This week, I would like to stick with last week’s theme, income tax, but look at a different aspect…namely the rates of tax.
The two key headlinegrabbers in connection with the 2010/11 income tax scene are the gradual removal of the basic personal allowance from those with an adjusted net income in excess of £100,000 and the new additional rate of 50 per cent on taxable income over £150,000.
I dealt with the basic personal allowance removal and planning opportunities to prevent it or minimise its effect last week. This week, I would like to take a look at tax rates. In this context, it is important not to confine attention solely to the new additional rate but also to look at how the other rates fare. After all, the majority of taxpayers will not be liable to the additional rate.
In considering the rates of tax, it is important to keep in mind that it is not only through an increased rate that HM Revenue & Customs can gather more tax. They can also do so by widening the tax base of those paying a particular rate. So while the rates of tax may remain at the same level, more may be dragged into particular tax bands by virtue of the thresholds for those bands remaining as they are.
This strategy represents classic stealth tax. It does not grab headlines – it creeps in under the radar but, especially over time, it becomes tremendously effective.
So, to the rates…the starting rate of 10 per cent for the tax year 2010/11 applies to the first £2,440 of taxable savings income (that is, after allowances and reliefs).
There is no better time than the beginning of the tax year to implement incomesplitting plans
If an individual’s taxable non-savings income is more than £2,440, then the 10 per cent savings rate will not apply. This is because, in calculating tax, savings income sits on top of non-savings income. If, for example, taxable non-savings income were £1,500, then £940 of savings income would benefit from the 10 per cent rate. It is probably safe to say there will be relatively few clients of advisers for whom this rate will be at the front of their minds.

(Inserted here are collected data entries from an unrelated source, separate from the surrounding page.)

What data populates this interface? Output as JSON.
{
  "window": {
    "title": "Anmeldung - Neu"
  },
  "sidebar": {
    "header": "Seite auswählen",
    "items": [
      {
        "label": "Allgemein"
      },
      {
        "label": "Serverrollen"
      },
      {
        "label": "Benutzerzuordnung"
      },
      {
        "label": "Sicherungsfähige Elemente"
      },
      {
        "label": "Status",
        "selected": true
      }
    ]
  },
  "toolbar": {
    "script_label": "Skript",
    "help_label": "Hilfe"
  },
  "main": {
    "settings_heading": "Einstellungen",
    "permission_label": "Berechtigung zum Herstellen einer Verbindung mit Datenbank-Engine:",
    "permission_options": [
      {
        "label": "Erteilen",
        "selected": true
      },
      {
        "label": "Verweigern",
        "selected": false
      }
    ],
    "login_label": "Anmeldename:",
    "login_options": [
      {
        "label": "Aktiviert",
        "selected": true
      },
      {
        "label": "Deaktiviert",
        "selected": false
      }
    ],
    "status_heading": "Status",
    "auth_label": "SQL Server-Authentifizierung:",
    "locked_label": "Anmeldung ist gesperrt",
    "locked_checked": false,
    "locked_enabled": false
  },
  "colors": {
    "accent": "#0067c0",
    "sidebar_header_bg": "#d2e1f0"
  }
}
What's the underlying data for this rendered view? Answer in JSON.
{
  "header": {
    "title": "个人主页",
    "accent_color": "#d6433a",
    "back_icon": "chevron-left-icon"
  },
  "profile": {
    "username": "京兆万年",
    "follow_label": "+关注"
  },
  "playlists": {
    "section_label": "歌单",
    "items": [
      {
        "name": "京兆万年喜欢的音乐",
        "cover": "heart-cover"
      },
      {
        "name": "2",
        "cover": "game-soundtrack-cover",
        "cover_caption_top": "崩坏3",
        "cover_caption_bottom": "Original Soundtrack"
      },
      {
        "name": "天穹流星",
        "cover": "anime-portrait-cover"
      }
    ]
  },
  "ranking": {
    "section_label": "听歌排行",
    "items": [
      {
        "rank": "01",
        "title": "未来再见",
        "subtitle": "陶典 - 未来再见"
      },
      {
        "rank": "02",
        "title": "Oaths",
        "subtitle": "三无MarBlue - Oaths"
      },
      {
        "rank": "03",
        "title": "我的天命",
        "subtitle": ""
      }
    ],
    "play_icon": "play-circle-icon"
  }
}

Let us turn to the basic rate of tax – a rate that will apply to significant numbers of people.
For 2010/11, the basic rate of income tax has been held at 20 per cent. The higher-rate threshold remains at taxable income of £37,400. Through this freezing, more will get drawn into paying the higher rate purely through even relatively modest increases in income. The basic rate of tax will apply to taxable income in the band £1 to £37,400. The basic rate of tax is relevant to:
- Individual contributions to registered pension schemes which operate basic-rate tax relief at source.
- Charitable covenants and Gift Aid. For qualifying Gift Aid donations made before April 6, 2011, the Government will make an additional repayment to the charity so that the overall effect is that the 22 per cent basic rate of tax (which applied up to April 5, 2008) still applies for repayment purposes.
- Annual payments.
It should be noted that discretionary trusts and accumulation and maintenance trusts will, in general, qualify for a £1,000 standard rate tax band for tax year 2010/11.
As for planning to maximise the benefit a couple can secure from using both of their personal allowances by allocating income between them (particularly where the income is currently concentrated in the hands of one spouse, and especially for those where one spouse pays income tax at a higher rate than the other), it is possible to save considerable amounts of tax by ensuring that maximum use is made of the basic and starting rates of tax.
This reallocation can be achieved by unconditionally transferring assets (including single-premium life insurance investment bonds to be encashed) from one spouse to the other.
There is no better time than the beginning of the tax year to implement income-splitting plans.
What of the higher rate of tax – the rate between the basic rate and the additional rate?
The higher-rate threshold for taxable income remains at £37,400. Taxable income in excess of this will be taxed at 40 per cent or 32.5 per cent (UK dividend income) up to the threshold (£150,000) for the additional rate of 50 per cent.
As mentioned above, this threshold freezing will cause increasing numbers to be fiscally dragged into higherrate tax, resulting in more needing advice to minimise its impact. Where a person is, or is likely to be, a higher-rate taxpayer, consideration should be given to, among other things and by way of example:
- Reducing taxable income by offsetting pension contributions against earned income.
- Individual savings accounts (Isas).
- Investments which secure tax relief on investment (such as enterprise investment schemes and venture capital trusts) that can be used to reduce the investor’s tax liability.
- Capital growth-oriented collectives, subject to acceptable levels of volatility and risk.
- Life insurance investment bonds – providing useful tax deferment.